La pareja de marroquís que esperaba a mi lado habiendo dos teléfonos libres, nerviosos, me enseñan un móvil y tres euros que sujeta uno de ellos. Ayuda es la única palabra que dicen. Cojo una moneda de su mano la introduzco y marco los últimos nueve dígitos del número que aparece en la pantalla del móvil que sujeta nervioso. Espero que de tono y se lo paso. Me quedo con ellos mientras hablan por si hace falta meter otra moneda y no se dan cuenta. Habla rápido. Le dice a alguien en árabe donde están para que venga a buscarlos. En menos de 15 segundos cuelga y los dos me tocan el hombro y me dan las gracias varias veces. Cuando ya he andado varios metros parecen decir “felices fiestas” en muy mal español. Me giro y sonrío asintiendo con la cabeza.
Saco un billete de tren y espero cerca de quince minutos a que llegue el transporte público. Más de cinco minutos más una vez sentado esperando a que se ponga en marcha. Me sorprende lo limpio que está el coche. Transbordo en Sants dirección a Terrassa. Otros más de diez minutos esperando el tren. Unos niños de unos veinte años con problemas de falta de atención dan palmas, gritan y se comportan como idiotas para atraer las miradas de la gente. Me subo en un tren que ya no está tan nuevo como el anterior. Alguien fuma al fondo. Hablan a gritos. Oyen música en el teléfono móvil sin auriculares…

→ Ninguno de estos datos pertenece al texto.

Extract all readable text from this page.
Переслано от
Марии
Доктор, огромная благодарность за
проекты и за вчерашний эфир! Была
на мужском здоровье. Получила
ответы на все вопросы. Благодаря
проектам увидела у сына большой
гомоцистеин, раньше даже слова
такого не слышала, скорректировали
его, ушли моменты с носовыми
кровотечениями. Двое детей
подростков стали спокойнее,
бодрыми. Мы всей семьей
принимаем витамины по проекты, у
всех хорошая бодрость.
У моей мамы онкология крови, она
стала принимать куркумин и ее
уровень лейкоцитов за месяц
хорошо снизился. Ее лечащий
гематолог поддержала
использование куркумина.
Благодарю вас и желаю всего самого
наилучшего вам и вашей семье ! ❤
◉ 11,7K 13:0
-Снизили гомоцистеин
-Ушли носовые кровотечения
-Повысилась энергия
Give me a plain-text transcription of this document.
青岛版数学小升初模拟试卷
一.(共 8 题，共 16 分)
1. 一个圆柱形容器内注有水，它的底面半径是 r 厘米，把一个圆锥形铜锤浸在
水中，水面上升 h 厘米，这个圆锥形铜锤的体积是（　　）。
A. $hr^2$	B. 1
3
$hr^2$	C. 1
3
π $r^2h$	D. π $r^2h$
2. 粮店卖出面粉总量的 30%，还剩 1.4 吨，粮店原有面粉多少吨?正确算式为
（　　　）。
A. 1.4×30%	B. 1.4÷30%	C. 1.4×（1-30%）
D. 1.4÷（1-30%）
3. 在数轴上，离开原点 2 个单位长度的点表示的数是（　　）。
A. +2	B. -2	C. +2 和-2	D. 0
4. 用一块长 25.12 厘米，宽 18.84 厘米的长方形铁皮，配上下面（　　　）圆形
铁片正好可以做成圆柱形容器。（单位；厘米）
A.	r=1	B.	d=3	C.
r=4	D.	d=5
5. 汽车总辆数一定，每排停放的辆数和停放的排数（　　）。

Pasan los minutos y frente a mi se sienta un hombre mayor con barba canosa. Enfadado. Habla entre dientes. “Perdone usted” me dice. Levanto la cabeza del juego del iPod que me robaba el tiempo y le digo “dígame”. “Esto parece Hong Kong, coño. Que te bajas ahí donde el Arco del Triunfo y hay tantos chinos que parece Singapur”. Sonrío. … “Que el Clos llamó al ministro del Japón y le dijo “Me vas a mandar más contenedores de pantalones tejanos al puerto cuando yo te lo diga“, que está el puerto de Barcelona lleno de contenedores de pantalones tejanos”. Sonrío, le digo “si, si, si” mientras vuelvo la cabeza al juego que me entretenía. El hombre se medio incorpora en su silla y me dice “oye, que a mi no me molestan, pero las chinitas no son tontas, que tu coges a una y le dices “chinita, tú y yo” (mientras dice ésto mete repetidamente el dedo índice de la mano derecha en la mano izquierda cerrada, haciendo un signo claro de sexo) y la chinita te decie “vamos“, que no son tontas”. Sonrío y sigo jugando mientras pienso si me han puesto a este hombre aquí expresamente.
Llegamos a su parada, me desea felices fiestas muy educadamente, como me ha hablado todo el rato, y desaparece cuando se cierra la puerta del tren.